Priority design patterns
Choosing priority values is a design decision that depends on your application. Here are common patterns:
Fixed tiers assign priorities by content type:
| Priority | Content type | Rationale |
|---|---|---|
| 10 | System prompt | Defines agent behavior, always needed |
| 7 | User’s question | The query must be visible to the model |
| 5 | Retrieved chunks | Supporting evidence, best-effort |
| 3 | Conversation history | Helpful but expendable |
| 1 | Disclaimers/footers | Include only if space permits |
Dynamic priorities use retrieval scores directly. When you retrieve chunks with cosine similarity scores, you can pass those scores as priorities so the most relevant chunks are included first:
cb <- context_builder(max_tokens = 500)
# System prompt gets highest priority -- always included
cb <- cb_add(cb, "You are an R expert.", priority = 10, label = "system")

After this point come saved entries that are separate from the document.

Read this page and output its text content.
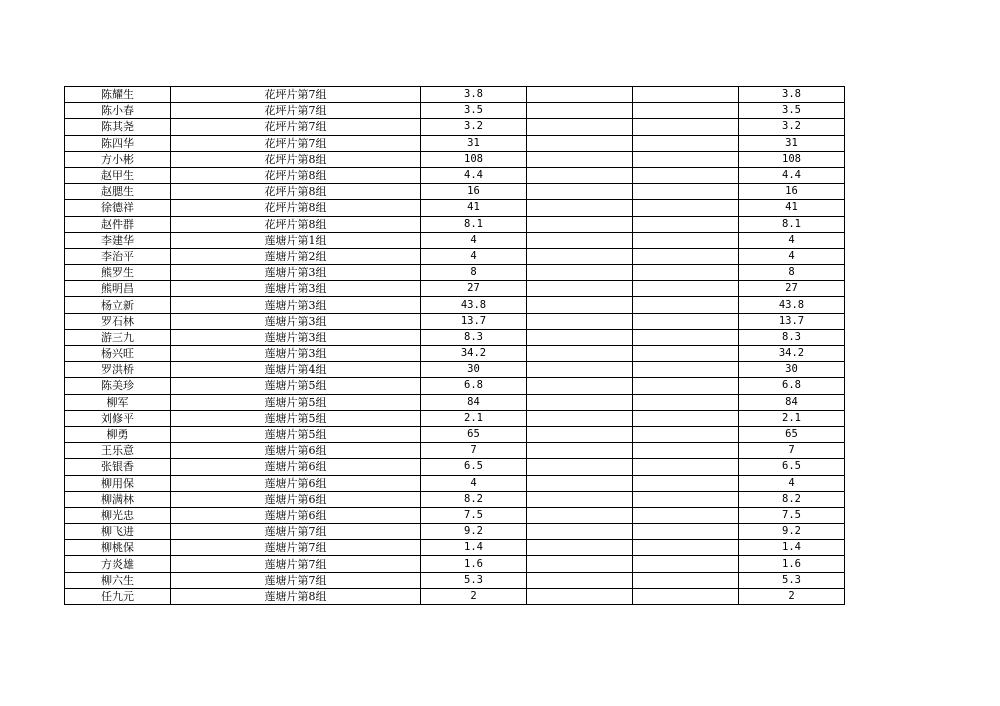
陈耀生	花坪片第7组	3.8			3.8
陈小春	花坪片第7组	3.5			3.5
陈其尧	花坪片第7组	3.2			3.2
陈四华	花坪片第7组	31			31
方小彬	花坪片第8组	108			108
赵甲生	花坪片第8组	4.4			4.4
赵腮生	花坪片第8组	16			16
徐德祥	花坪片第8组	41			41
赵件群	花坪片第8组	8.1			8.1
李建华	莲塘片第1组	4			4
李治平	莲塘片第2组	4			4
熊罗生	莲塘片第3组	8			8
熊明昌	莲塘片第3组	27			27
杨立新	莲塘片第3组	43.8			43.8
罗石林	莲塘片第3组	13.7			13.7
游三九	莲塘片第3组	8.3			8.3
杨兴旺	莲塘片第3组	34.2			34.2
罗洪桥	莲塘片第4组	30			30
陈美珍	莲塘片第5组	6.8			6.8
柳军	莲塘片第5组	84			84
刘修平	莲塘片第5组	2.1			2.1
柳勇	莲塘片第5组	65			65
王乐意	莲塘片第6组	7			7
张银香	莲塘片第6组	6.5			6.5
柳用保	莲塘片第6组	4			4
柳满林	莲塘片第6组	8.2			8.2
柳光忠	莲塘片第6组	7.5			7.5
柳飞进	莲塘片第7组	9.2			9.2
柳桃保	莲塘片第7组	1.4			1.4
方炎雄	莲塘片第7组	1.6			1.6
柳六生	莲塘片第7组	5.3			5.3
任九元	莲塘片第8组	2			2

# Retrieved chunks get decreasing priority by relevance score
hits <- retrieve(ret, "statistical models", k = 5)
for (i in seq_len(nrow(hits))) {
chunk_text <- hits$id[i] # or look up the original text
cb <- cb_add(cb, chunk_text, priority = hits$score[i], label = hits$id[i])
}
result <- cb_build(cb)
cat("Included:", paste(result$included, collapse = ", "), "\n")
cat("Excluded:", paste(result$excluded, collapse = ", "), "\n")

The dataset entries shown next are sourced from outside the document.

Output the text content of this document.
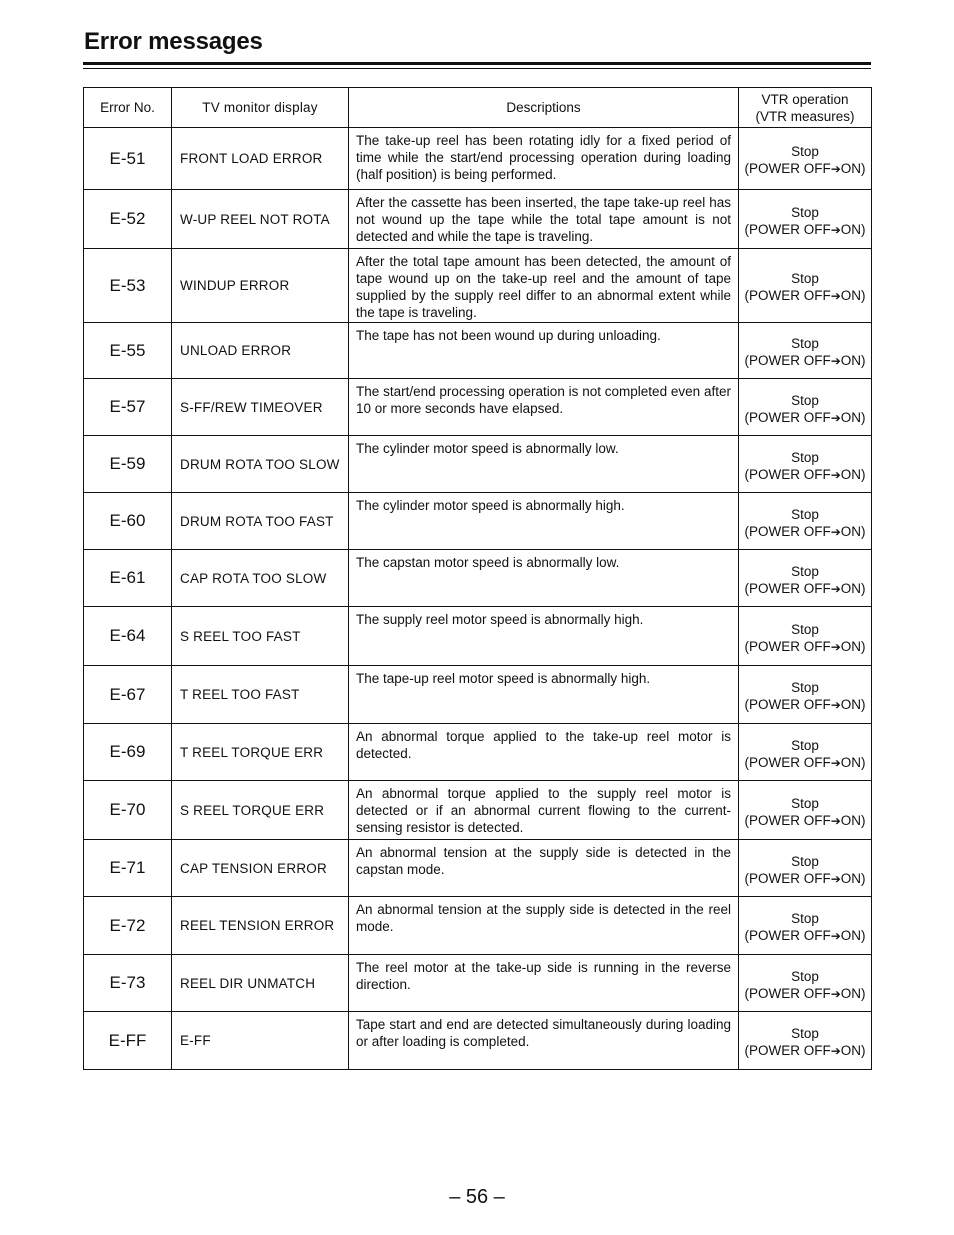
Error messages
Error No.	TV monitor display	Descriptions	VTR operation
(VTR measures)

E-51	FRONT LOAD ERROR	The take-up reel has been rotating idly for a fixed period of time while the start/end processing operation during loading (half position) is being performed.	Stop
(POWER OFF➔ON)

E-52	W-UP REEL NOT ROTA	After the cassette has been inserted, the tape take-up reel has not wound up the tape while the total tape amount is not detected and while the tape is traveling.	Stop
(POWER OFF➔ON)

E-53	WINDUP ERROR	After the total tape amount has been detected, the amount of tape wound up on the take-up reel and the amount of tape supplied by the supply reel differ to an abnormal extent while the tape is traveling.	Stop
(POWER OFF➔ON)

E-55	UNLOAD ERROR	The tape has not been wound up during unloading.	Stop
(POWER OFF➔ON)

E-57	S-FF/REW TIMEOVER	The start/end processing operation is not completed even after 10 or more seconds have elapsed.	Stop
(POWER OFF➔ON)

E-59	DRUM ROTA TOO SLOW	The cylinder motor speed is abnormally low.	Stop
(POWER OFF➔ON)

E-60	DRUM ROTA TOO FAST	The cylinder motor speed is abnormally high.	Stop
(POWER OFF➔ON)

E-61	CAP ROTA TOO SLOW	The capstan motor speed is abnormally low.	Stop
(POWER OFF➔ON)

E-64	S REEL TOO FAST	The supply reel motor speed is abnormally high.	Stop
(POWER OFF➔ON)

E-67	T REEL TOO FAST	The tape-up reel motor speed is abnormally high.	Stop
(POWER OFF➔ON)

E-69	T REEL TORQUE ERR	An abnormal torque applied to the take-up reel motor is detected.	Stop
(POWER OFF➔ON)

E-70	S REEL TORQUE ERR	An abnormal torque applied to the supply reel motor is detected or if an abnormal current flowing to the current-sensing resistor is detected.	Stop
(POWER OFF➔ON)

E-71	CAP TENSION ERROR	An abnormal tension at the supply side is detected in the capstan mode.	Stop
(POWER OFF➔ON)

E-72	REEL TENSION ERROR	An abnormal tension at the supply side is detected in the reel mode.	Stop
(POWER OFF➔ON)

E-73	REEL DIR UNMATCH	The reel motor at the take-up side is running in the reverse direction.	Stop
(POWER OFF➔ON)

E-FF	E-FF	Tape start and end are detected simultaneously during loading or after loading is completed.	Stop
(POWER OFF➔ON)
– 56 –
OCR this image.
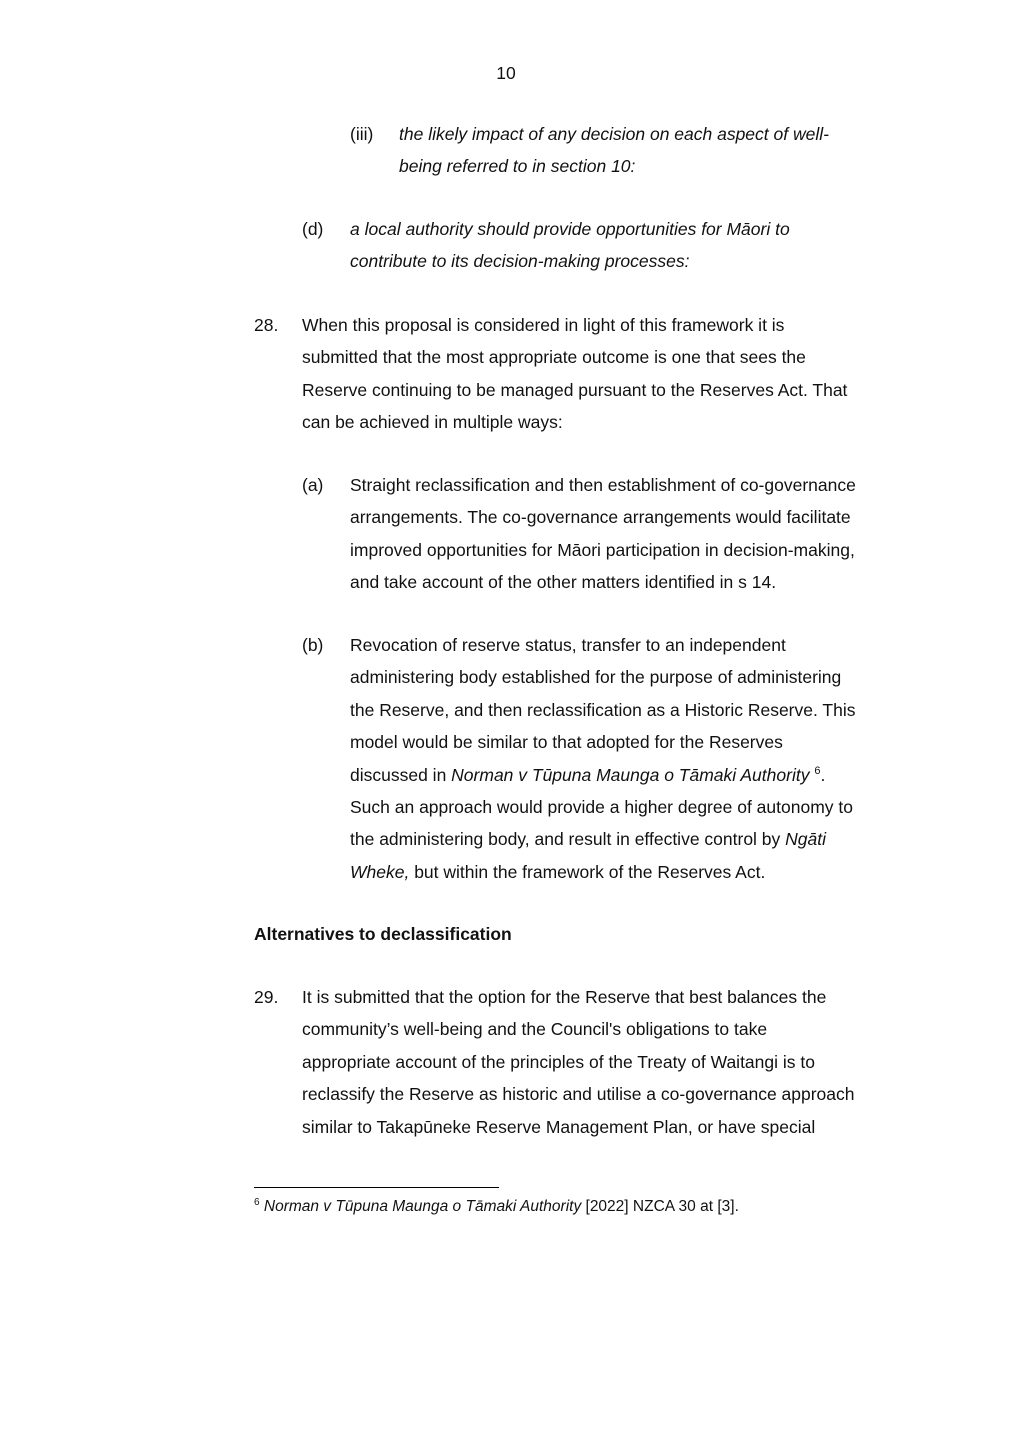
10
(iii) the likely impact of any decision on each aspect of well-
being referred to in section 10:
(d) a local authority should provide opportunities for Māori to
contribute to its decision-making processes:
28. When this proposal is considered in light of this framework it is
submitted that the most appropriate outcome is one that sees the
Reserve continuing to be managed pursuant to the Reserves Act. That
can be achieved in multiple ways:
(a) Straight reclassification and then establishment of co-governance
arrangements. The co-governance arrangements would facilitate
improved opportunities for Māori participation in decision-making,
and take account of the other matters identified in s 14.
(b) Revocation of reserve status, transfer to an independent
administering body established for the purpose of administering
the Reserve, and then reclassification as a Historic Reserve. This
model would be similar to that adopted for the Reserves
discussed in Norman v Tūpuna Maunga o Tāmaki Authority $^6$.
Such an approach would provide a higher degree of autonomy to
the administering body, and result in effective control by Ngāti
Wheke, but within the framework of the Reserves Act.
Alternatives to declassification
29. It is submitted that the option for the Reserve that best balances the
community’s well-being and the Council's obligations to take
appropriate account of the principles of the Treaty of Waitangi is to
reclassify the Reserve as historic and utilise a co-governance approach
similar to Takapūneke Reserve Management Plan, or have special
$^6$ Norman v Tūpuna Maunga o Tāmaki Authority [2022] NZCA 30 at [3].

cat("Total tokens:", result$total_tokens, "\n")Resetting between turns
In a multi-turn conversation, you typically rebuild the context for
each turn – the retrieved chunks change, the conversation history grows,
and the system prompt may be updated. Use cb_reset() to
clear all items and reuse the same builder without re-specifying the
token budget.
cb2 <- cb_reset(cb)
cb2 <- cb_add(cb2, "New system prompt.", priority = 10, label = "system_v2")
result2 <- cb_build(cb2)
cat("After reset -- included:", paste(result2$included, collapse = ", "), "\n")This avoids the overhead of creating a new builder object each turn and makes intent clear: this is a fresh context assembly for a new turn.
The context_for_chat() shortcut
For the common case of “retrieve chunks and build a context string,”

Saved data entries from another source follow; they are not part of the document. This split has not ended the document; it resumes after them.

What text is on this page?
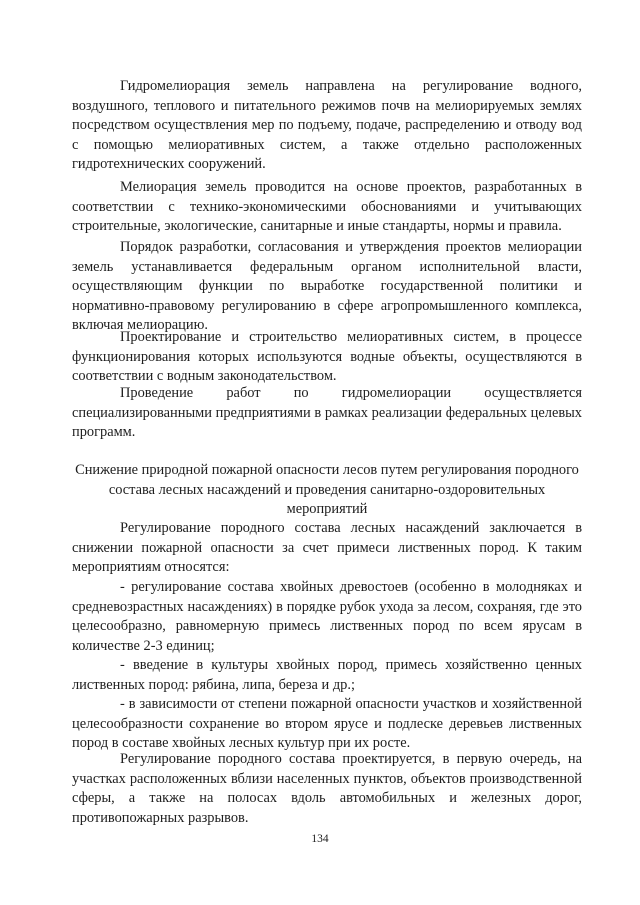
Гидромелиорация земель направлена на регулирование водного, воздушного, теплового и питательного режимов почв на мелиорируемых землях посредством осуществления мер по подъему, подаче, распределению и отводу вод с помощью мелиоративных систем, а также отдельно расположенных гидротехнических сооружений.

Мелиорация земель проводится на основе проектов, разработанных в соответствии с технико-экономическими обоснованиями и учитывающих строительные, экологические, санитарные и иные стандарты, нормы и правила.

Порядок разработки, согласования и утверждения проектов мелиорации земель устанавливается федеральным органом исполнительной власти, осуществляющим функции по выработке государственной политики и нормативно-правовому регулированию в сфере агропромышленного комплекса, включая мелиорацию.

Проектирование и строительство мелиоративных систем, в процессе функционирования которых используются водные объекты, осуществляются в соответствии с водным законодательством.

Проведение работ по гидромелиорации осуществляется специализированными предприятиями в рамках реализации федеральных целевых программ.

Снижение природной пожарной опасности лесов путем регулирования породного состава лесных насаждений и проведения санитарно-оздоровительных мероприятий

Регулирование породного состава лесных насаждений заключается в снижении пожарной опасности за счет примеси лиственных пород. К таким мероприятиям относятся:

- регулирование состава хвойных древостоев (особенно в молодняках и средневозрастных насаждениях) в порядке рубок ухода за лесом, сохраняя, где это целесообразно, равномерную примесь лиственных пород по всем ярусам в количестве 2-3 единиц;

- введение в культуры хвойных пород, примесь хозяйственно ценных лиственных пород: рябина, липа, береза и др.;

- в зависимости от степени пожарной опасности участков и хозяйственной целесообразности сохранение во втором ярусе и подлеске деревьев лиственных пород в составе хвойных лесных культур при их росте.

Регулирование породного состава проектируется, в первую очередь, на участках расположенных вблизи населенных пунктов, объектов производственной сферы, а также на полосах вдоль автомобильных и железных дорог, противопожарных разрывов.

134
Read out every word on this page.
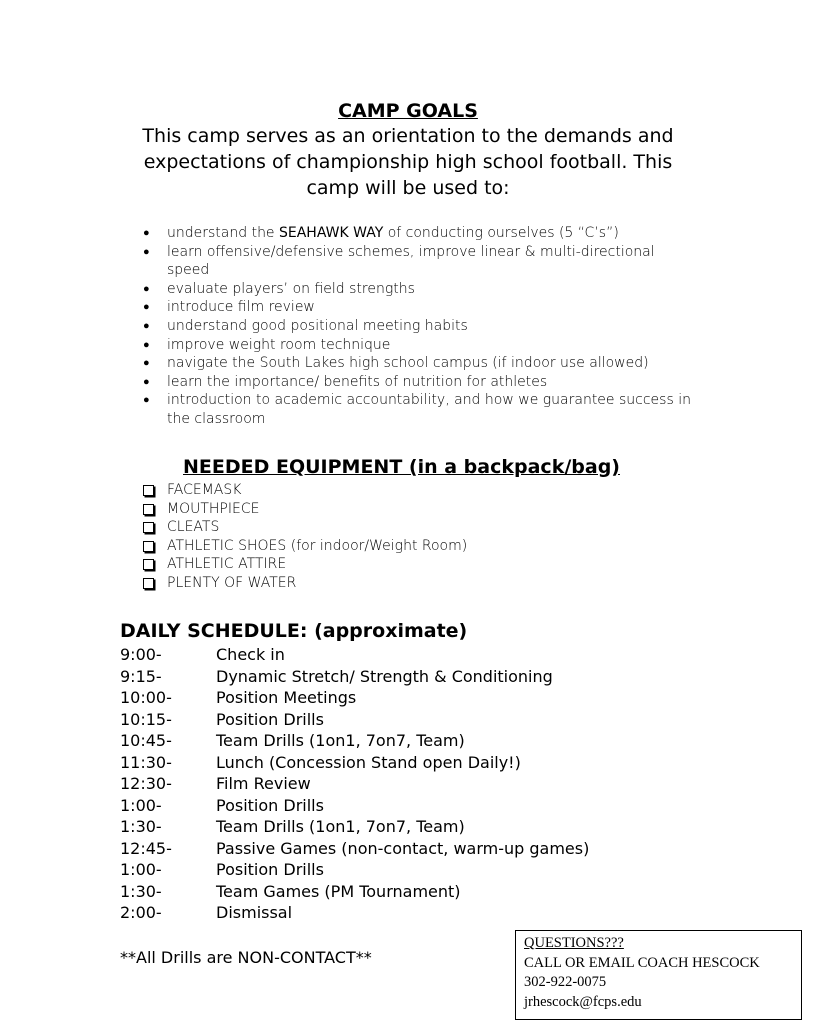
CAMP GOALS
This camp serves as an orientation to the demands and expectations of championship high school football. This camp will be used to:
● understand the SEAHAWK WAY of conducting ourselves (5 “C’s”)
● learn offensive/defensive schemes, improve linear & multi-directional speed
● evaluate players’ on field strengths
● introduce film review
● understand good positional meeting habits
● improve weight room technique
● navigate the South Lakes high school campus (if indoor use allowed)
● learn the importance/ benefits of nutrition for athletes
● introduction to academic accountability, and how we guarantee success in the classroom
NEEDED EQUIPMENT (in a backpack/bag)
FACEMASK
MOUTHPIECE
CLEATS
ATHLETIC SHOES (for indoor/Weight Room)
ATHLETIC ATTIRE
PLENTY OF WATER
DAILY SCHEDULE: (approximate)
9:00-	Check in
9:15-	Dynamic Stretch/ Strength & Conditioning
10:00-	Position Meetings
10:15-	Position Drills
10:45-	Team Drills (1on1, 7on7, Team)
11:30-	Lunch (Concession Stand open Daily!)
12:30-	Film Review
1:00-	Position Drills
1:30-	Team Drills (1on1, 7on7, Team)
12:45-	Passive Games (non-contact, warm-up games)
1:00-	Position Drills
1:30-	Team Games (PM Tournament)
2:00-	Dismissal
**All Drills are NON-CONTACT**
QUESTIONS???
CALL OR EMAIL COACH HESCOCK
302-922-0075
jrhescock@fcps.edu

context_for_chat() combines both steps in a single call. It
retrieves the top-k chunks from a retriever and packs them into a
token-limited string.
result <- context_for_chat(ret, "statistics", max_tokens = 2000)
cat(result$context)Under the hood, this creates a context builder, adds each retrieved chunk with its similarity score as the priority, and returns the built result. It is a convenience wrapper; when you need more control (e.g., adding a system prompt or conversation history alongside retrieved chunks), use the builder directly.